Ma rencontre avec Marie Bossée vient du hasard : lors d’une visite dans le village de Gordes, je suis interpellée par une porte bleue, avec un petit panneau : « atelier d’art » et une énorme passiflore. Tout de suite, je fus emportée dans son univers floral et onirique, rempli de délicatesse et de sensibilité ; une rencontre étonnante pour une femme en communion avec la nature sous toutes ses formes : artistique et culinaire. Je vous invite à découvrir l’univers secret de Marie Bossée.
Pouvez-vous nous raconter votre parcours ?

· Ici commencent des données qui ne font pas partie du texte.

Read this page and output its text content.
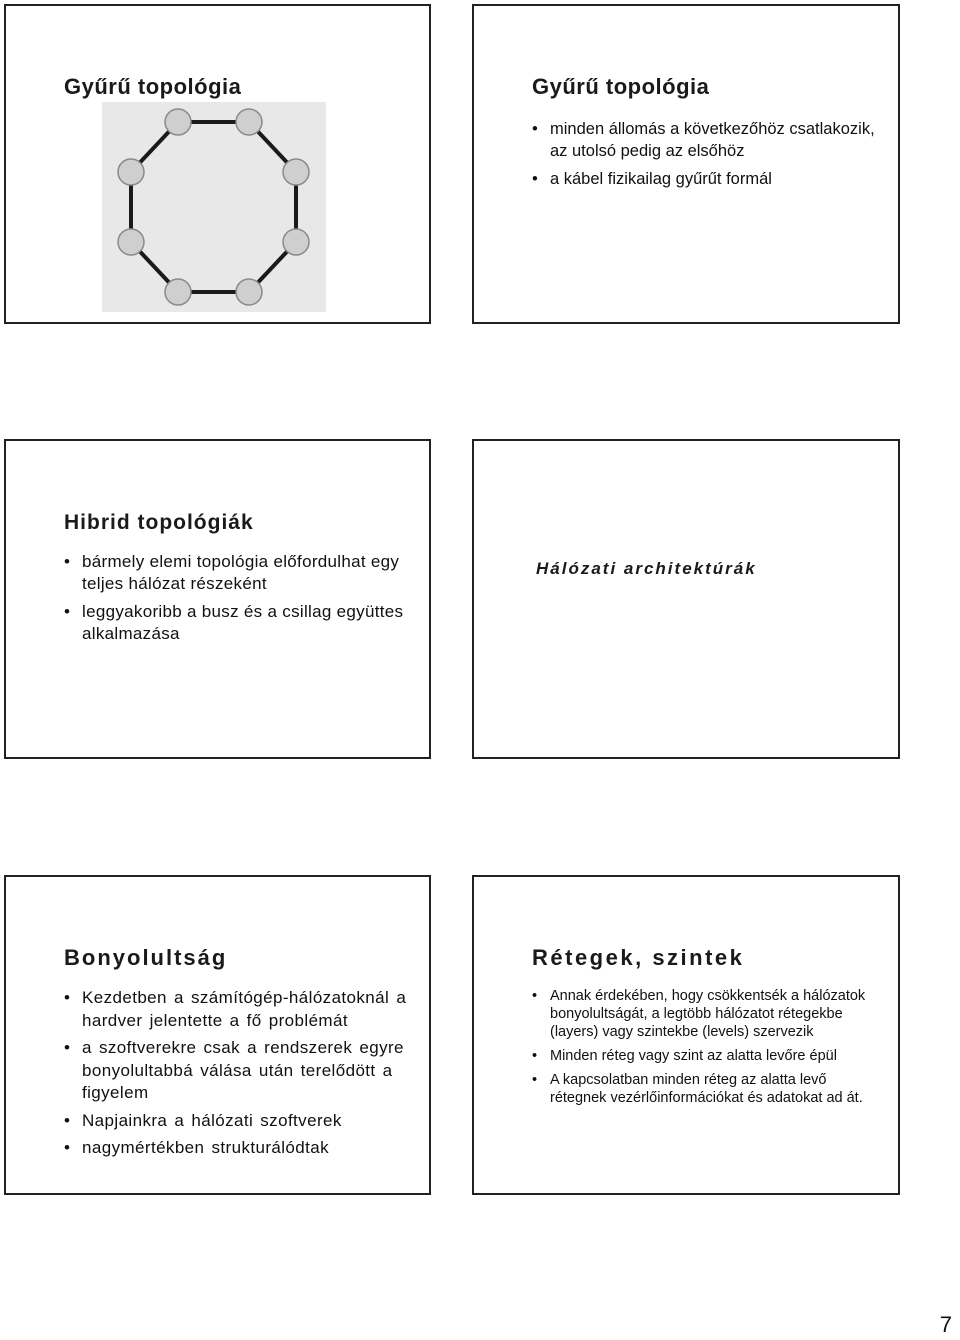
Gyűrű topológia	Gyűrű topológia
• minden állomás a következőhöz csatlakozik, az utolsó pedig az elsőhöz
• a kábel fizikailag gyűrűt formál
Hibrid topológiák
• bármely elemi topológia előfordulhat egy teljes hálózat részeként
• leggyakoribb a busz és a csillag együttes alkalmazása
Hálózati architektúrák
Bonyolultság
• Kezdetben a számítógép-hálózatoknál a hardver jelentette a fő problémát
• a szoftverekre csak a rendszerek egyre bonyolultabbá válása után terelődött a figyelem
• Napjainkra a hálózati szoftverek
• nagymértékben strukturálódtak
Rétegek, szintek
• Annak érdekében, hogy csökkentsék a hálózatok bonyolultságát, a legtöbb hálózatot rétegekbe (layers) vagy szintekbe (levels) szervezik
• Minden réteg vagy szint az alatta levőre épül
• A kapcsolatban minden réteg az alatta levő rétegnek vezérlőinformációkat és adatokat ad át.
7
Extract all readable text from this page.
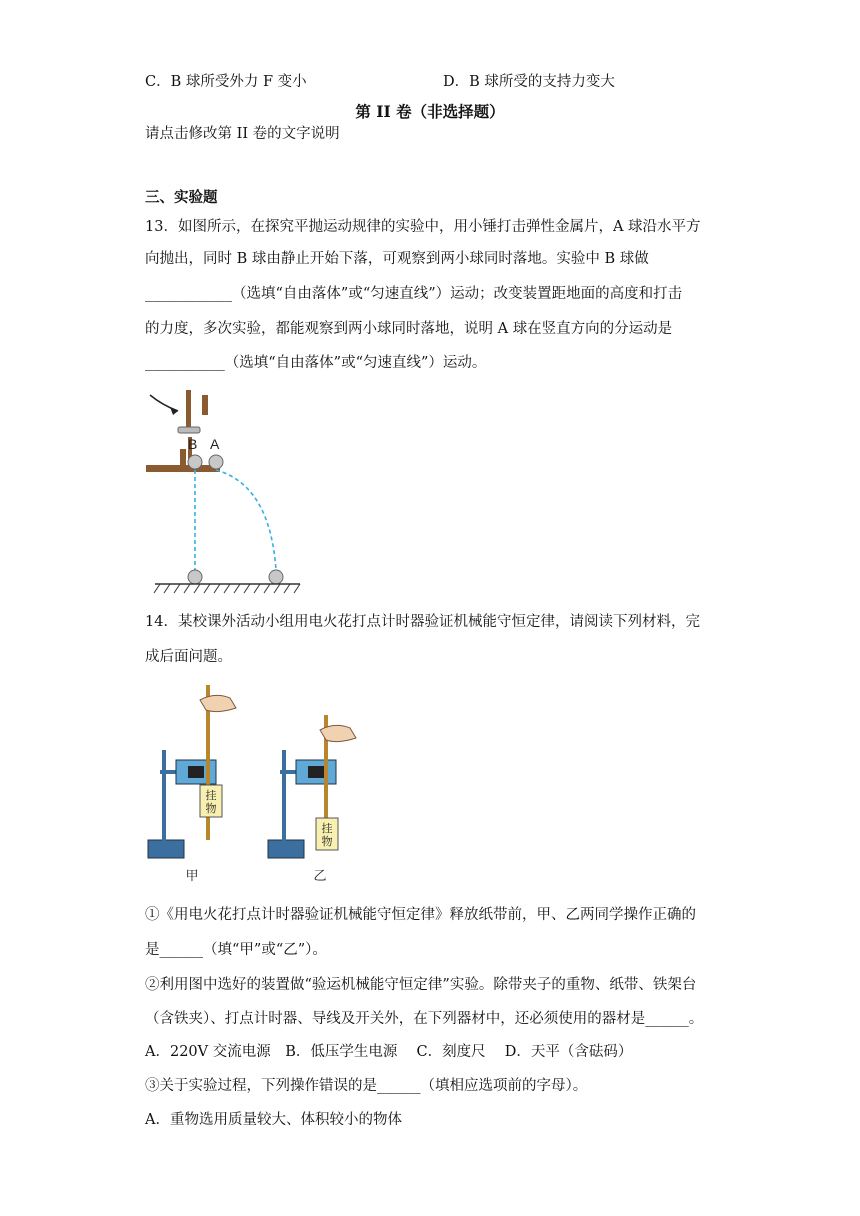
C．B 球所受外力 F 变小	D．B 球所受的支持力变大
第 II 卷（非选择题）
请点击修改第 II 卷的文字说明
三、实验题
13．如图所示，在探究平抛运动规律的实验中，用小锤打击弹性金属片，A 球沿水平方
向抛出，同时 B 球由静止开始下落，可观察到两小球同时落地。实验中 B 球做
____________（选填“自由落体”或“匀速直线”）运动；改变装置距地面的高度和打击
的力度，多次实验，都能观察到两小球同时落地，说明 A 球在竖直方向的分运动是
___________（选填“自由落体”或“匀速直线”）运动。
B A
14．某校课外活动小组用电火花打点计时器验证机械能守恒定律，请阅读下列材料，完
成后面问题。
挂
物
挂
物
甲	乙
①《用电火花打点计时器验证机械能守恒定律》释放纸带前，甲、乙两同学操作正确的
是______（填“甲”或“乙”）。
②利用图中选好的装置做“验运机械能守恒定律”实验。除带夹子的重物、纸带、铁架台
（含铁夹）、打点计时器、导线及开关外，在下列器材中，还必须使用的器材是______。
A．220V 交流电源　B．低压学生电源　 C．刻度尺　 D．天平（含砝码）
③关于实验过程，下列操作错误的是______（填相应选项前的字母）。
A．重物选用质量较大、体积较小的物体
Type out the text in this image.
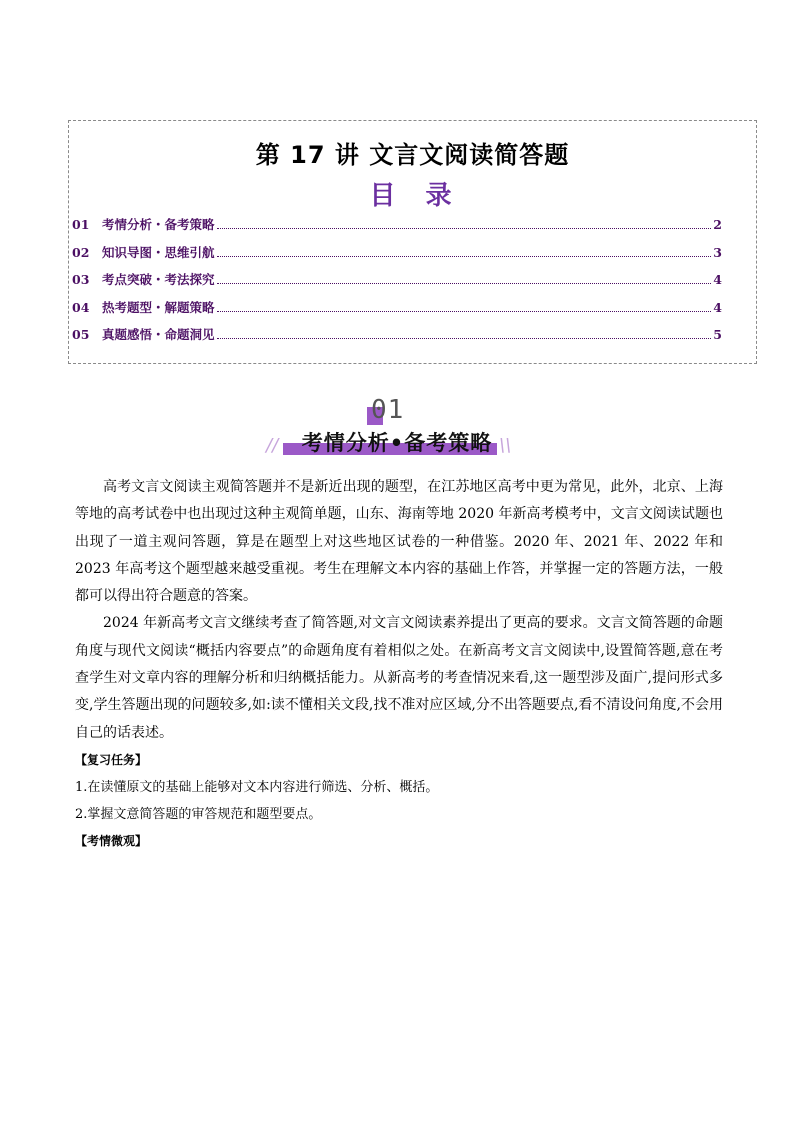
第 17 讲 文言文阅读简答题
目 录
01	考情分析・备考策略	2
02	知识导图・思维引航	3
03	考点突破・考法探究	4
04	热考题型・解题策略	4
05	真题感悟・命题洞见	5
01
//	考情分析•备考策略 \\

高考文言文阅读主观简答题并不是新近出现的题型，在江苏地区高考中更为常见，此外，北京、上海等地的高考试卷中也出现过这种主观简单题，山东、海南等地 2020 年新高考模考中，文言文阅读试题也出现了一道主观问答题，算是在题型上对这些地区试卷的一种借鉴。2020 年、2021 年、2022 年和 2023 年高考这个题型越来越受重视。考生在理解文本内容的基础上作答，并掌握一定的答题方法，一般都可以得出符合题意的答案。

2024 年新高考文言文继续考查了简答题,对文言文阅读素养提出了更高的要求。文言文简答题的命题角度与现代文阅读“概括内容要点”的命题角度有着相似之处。在新高考文言文阅读中,设置简答题,意在考查学生对文章内容的理解分析和归纳概括能力。从新高考的考查情况来看,这一题型涉及面广,提问形式多变,学生答题出现的问题较多,如:读不懂相关文段,找不准对应区域,分不出答题要点,看不清设问角度,不会用自己的话表述。

【复习任务】

1.在读懂原文的基础上能够对文本内容进行筛选、分析、概括。

2.掌握文意简答题的审答规范和题型要点。

【考情微观】
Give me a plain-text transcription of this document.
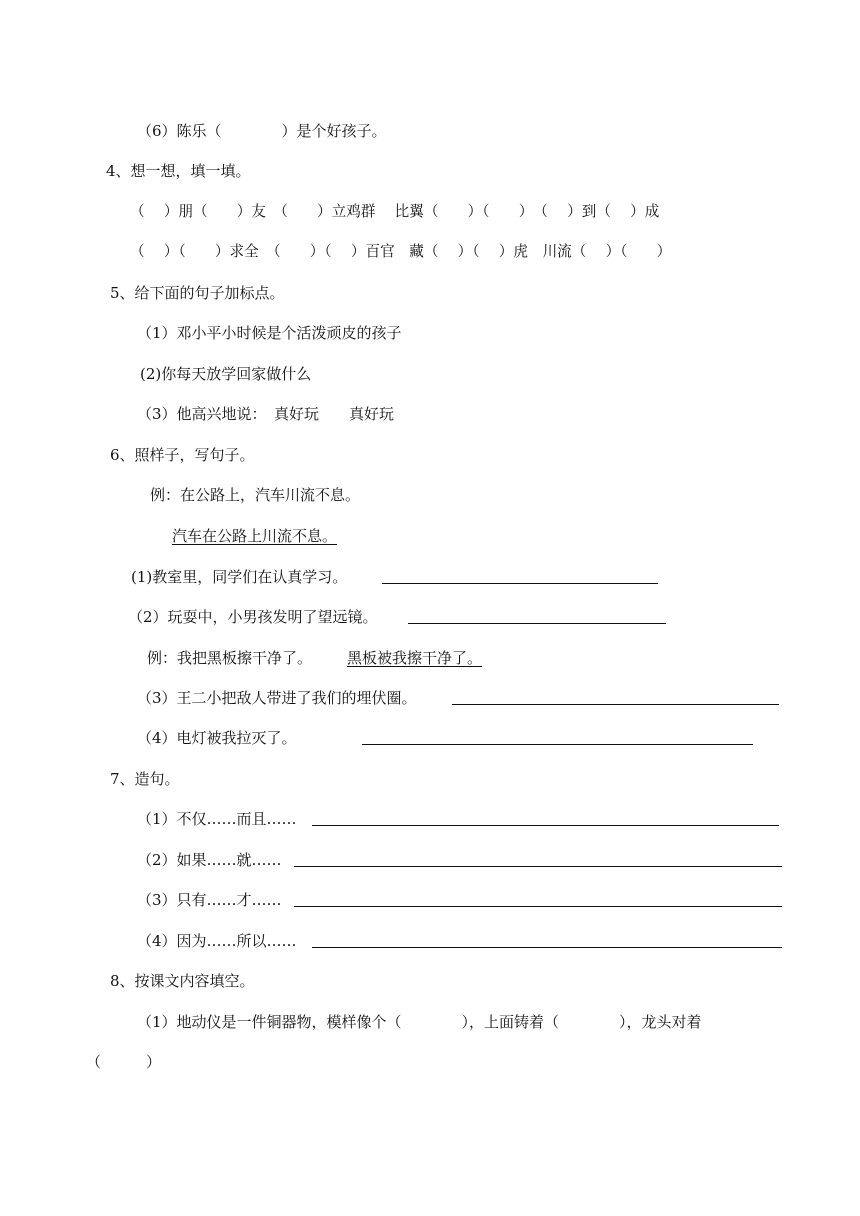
（6）陈乐（　　　　）是个好孩子。
4、想一想，填一填。
（　 ）朋（　　）友　（　　）立鸡群　 比翼（　　）（　　）　（　 ）到（　 ）成
（　 ）（　　）求全　（　　）（　 ）百官　藏（　 ）（　 ）虎　川流（　 ）（　　）
5、给下面的句子加标点。
（1）邓小平小时候是个活泼顽皮的孩子
(2)你每天放学回家做什么
（3）他高兴地说：　真好玩　　真好玩
6、照样子，写句子。
例：在公路上，汽车川流不息。
汽车在公路上川流不息。
(1)教室里，同学们在认真学习。
（2）玩耍中，小男孩发明了望远镜。
例：我把黑板擦干净了。 黑板被我擦干净了。
（3）王二小把敌人带进了我们的埋伏圈。
（4）电灯被我拉灭了。
7、造句。
（1）不仅……而且……
（2）如果……就……
（3）只有……才……
（4）因为……所以……
8、按课文内容填空。
（1）地动仪是一件铜器物，模样像个（　　　　），上面铸着（　　　　），龙头对着
（　　　）
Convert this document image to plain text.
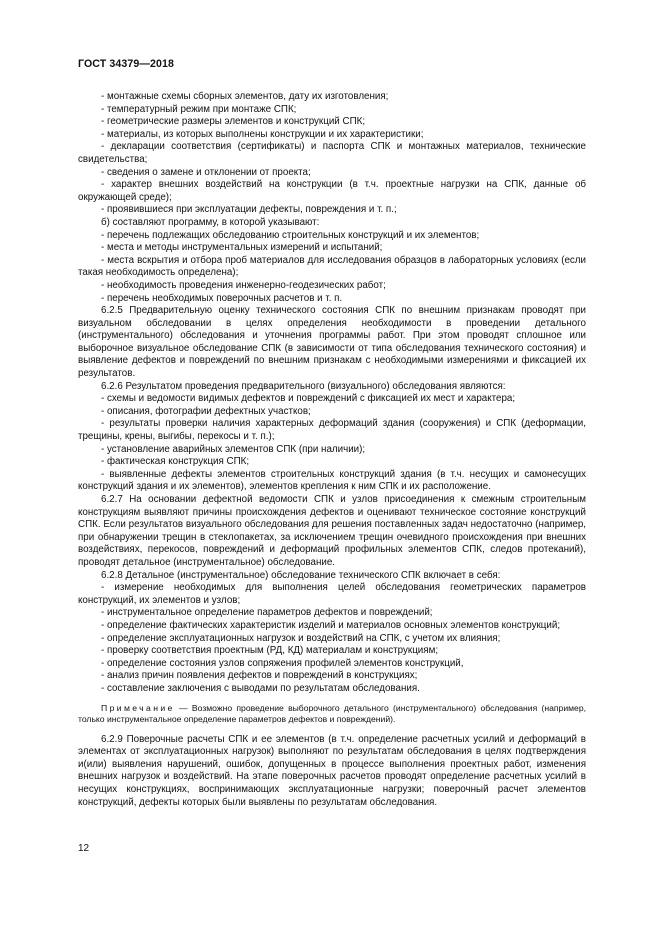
ГОСТ 34379—2018

- монтажные схемы сборных элементов, дату их изготовления;

- температурный режим при монтаже СПК;

- геометрические размеры элементов и конструкций СПК;

- материалы, из которых выполнены конструкции и их характеристики;

- декларации соответствия (сертификаты) и паспорта СПК и монтажных материалов, технические свидетельства;

- сведения о замене и отклонении от проекта;

- характер внешних воздействий на конструкции (в т.ч. проектные нагрузки на СПК, данные об окружающей среде);

- проявившиеся при эксплуатации дефекты, повреждения и т. п.;

б) составляют программу, в которой указывают:

- перечень подлежащих обследованию строительных конструкций и их элементов;

- места и методы инструментальных измерений и испытаний;

- места вскрытия и отбора проб материалов для исследования образцов в лабораторных условиях (если такая необходимость определена);

- необходимость проведения инженерно-геодезических работ;

- перечень необходимых поверочных расчетов и т. п.

6.2.5 Предварительную оценку технического состояния СПК по внешним признакам проводят при визуальном обследовании в целях определения необходимости в проведении детального (инструментального) обследования и уточнения программы работ. При этом проводят сплошное или выборочное визуальное обследование СПК (в зависимости от типа обследования технического состояния) и выявление дефектов и повреждений по внешним признакам с необходимыми измерениями и фиксацией их результатов.

6.2.6 Результатом проведения предварительного (визуального) обследования являются:

- схемы и ведомости видимых дефектов и повреждений с фиксацией их мест и характера;

- описания, фотографии дефектных участков;

- результаты проверки наличия характерных деформаций здания (сооружения) и СПК (деформации, трещины, крены, выгибы, перекосы и т. п.);

- установление аварийных элементов СПК (при наличии);

- фактическая конструкция СПК;

- выявленные дефекты элементов строительных конструкций здания (в т.ч. несущих и самонесущих конструкций здания и их элементов), элементов крепления к ним СПК и их расположение.

6.2.7 На основании дефектной ведомости СПК и узлов присоединения к смежным строительным конструкциям выявляют причины происхождения дефектов и оценивают техническое состояние конструкций СПК. Если результатов визуального обследования для решения поставленных задач недостаточно (например, при обнаружении трещин в стеклопакетах, за исключением трещин очевидного происхождения при внешних воздействиях, перекосов, повреждений и деформаций профильных элементов СПК, следов протеканий), проводят детальное (инструментальное) обследование.

6.2.8 Детальное (инструментальное) обследование технического СПК включает в себя:

- измерение необходимых для выполнения целей обследования геометрических параметров конструкций, их элементов и узлов;

- инструментальное определение параметров дефектов и повреждений;

- определение фактических характеристик изделий и материалов основных элементов конструкций;

- определение эксплуатационных нагрузок и воздействий на СПК, с учетом их влияния;

- проверку соответствия проектным (РД, КД) материалам и конструкциям;

- определение состояния узлов сопряжения профилей элементов конструкций,

- анализ причин появления дефектов и повреждений в конструкциях;

- составление заключения с выводами по результатам обследования.

Примечание — Возможно проведение выборочного детального (инструментального) обследования (например, только инструментальное определение параметров дефектов и повреждений).

6.2.9 Поверочные расчеты СПК и ее элементов (в т.ч. определение расчетных усилий и деформаций в элементах от эксплуатационных нагрузок) выполняют по результатам обследования в целях подтверждения и(или) выявления нарушений, ошибок, допущенных в процессе выполнения проектных работ, изменения внешних нагрузок и воздействий. На этапе поверочных расчетов проводят определение расчетных усилий в несущих конструкциях, воспринимающих эксплуатационные нагрузки; поверочный расчет элементов конструкций, дефекты которых были выявлены по результатам обследования.

12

Après une enfance dans la Drôme, j’ai embrassé la vie parisienne en devenant mannequin, une vie trépidante et amusante, quatorze ans durant. Tout en fondant une famille (j’ai eu ma fille Ohona à 23 ans), j’ai ensuite été accessoiriste, soudeuse pour le cinéma et enfin sculptrice sur fil de fer. Après 27 ans de vie parisienne, à la naissance de mon fils Ruben, j’ai finalement cédé à cette petite voix, impérieuse, qui a emmené la famille en Provence, à la campagne. Nous avons créé La Page Blanche, une maison d’hôtes dans un hameau proche de Gordes.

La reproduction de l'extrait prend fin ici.